First, we will replace default sorting with power level sorting. To improve the overall organization, we’ll explicitly divide each horizontal “page” by category, and scroll vertically through each item in that category. This holds through ANY sorting method. To further simplify the view, we can offer the ability to auto-collapse duplicate weapons into a simplified view, which can be expanded on demand. We can also allow filtering by energy type (where applicable) or item type.
The last thing to solve is how to handle inventory hoarding due to perks. Remember, each weapon has a pool of perks it can drop with, and if they’re random perks, you may find a weapon that has one you want, but not another. We can’t entirely eliminate perks, as they make the item chase worth it. I propose giving each legendary (purple) weapon 1 empty perk spot per row. These are the major areas of variation for most weapons, and the ones that often see the biggest buffs and nerfs. It can’t stop all hoarding, but it does mean you get a little more flexibility in your weapon perks, and reduce the need to have 10 nearly-identical weapons in your inventory.
Imagine you have two of the same weapon. Weapon A has a perk in column 3 you want. Weapon B has a perk in column 4 you want. The player may expend weapon B and some consumable materials and instead of raising the power level, you may add one perk from weapon B to weapon A’s empty perk slot. This could be somewhat expensive - and by limiting to a single additional slot will still incentivize grinding to find some unique combinations of perks - but without a user feeling compelled to have 10 nearly-identical weapons in their inventory.
You can view this in a low-fidelity Figma prototype. Clickable items are highlighted in blue and hover actions are replaced by clicks to ease prototype.
One major limitation of apps is that the external API does not allow item deletion.

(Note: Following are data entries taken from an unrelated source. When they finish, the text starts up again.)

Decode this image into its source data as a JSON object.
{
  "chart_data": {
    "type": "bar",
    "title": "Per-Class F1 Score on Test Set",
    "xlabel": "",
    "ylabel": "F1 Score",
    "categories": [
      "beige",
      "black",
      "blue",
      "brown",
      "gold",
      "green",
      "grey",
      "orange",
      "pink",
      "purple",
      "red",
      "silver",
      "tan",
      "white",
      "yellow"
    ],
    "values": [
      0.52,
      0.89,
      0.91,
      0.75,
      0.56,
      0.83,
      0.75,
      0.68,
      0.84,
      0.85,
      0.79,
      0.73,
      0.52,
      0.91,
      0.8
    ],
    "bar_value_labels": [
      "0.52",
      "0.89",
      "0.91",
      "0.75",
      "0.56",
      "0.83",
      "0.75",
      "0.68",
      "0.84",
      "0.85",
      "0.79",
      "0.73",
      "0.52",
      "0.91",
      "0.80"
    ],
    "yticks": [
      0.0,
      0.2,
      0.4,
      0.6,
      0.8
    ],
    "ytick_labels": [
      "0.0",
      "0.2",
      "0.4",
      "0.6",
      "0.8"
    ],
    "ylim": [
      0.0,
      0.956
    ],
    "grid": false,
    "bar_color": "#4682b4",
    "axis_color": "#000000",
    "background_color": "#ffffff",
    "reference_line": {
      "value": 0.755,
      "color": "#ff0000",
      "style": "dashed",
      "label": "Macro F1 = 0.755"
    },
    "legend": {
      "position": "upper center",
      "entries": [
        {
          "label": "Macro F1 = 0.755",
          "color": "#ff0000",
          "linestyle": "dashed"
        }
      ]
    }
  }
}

I assume this is largely for security purposes, and under that reasoning, I agree.
Random rolls stay. Without random rolls, there’s no need to repeat content, and reduced ability to personalize your gear.
Vault management remains in the central hub. The current hub is an underutilized space for social gather - it mostly exists as a place for players to pick up quests and perform utility actions. It should continue as this, but instead be further enhanced as a social space for players to see and be seen.
No pulling random rolls from collections. You have to earn your weapons. Sorry.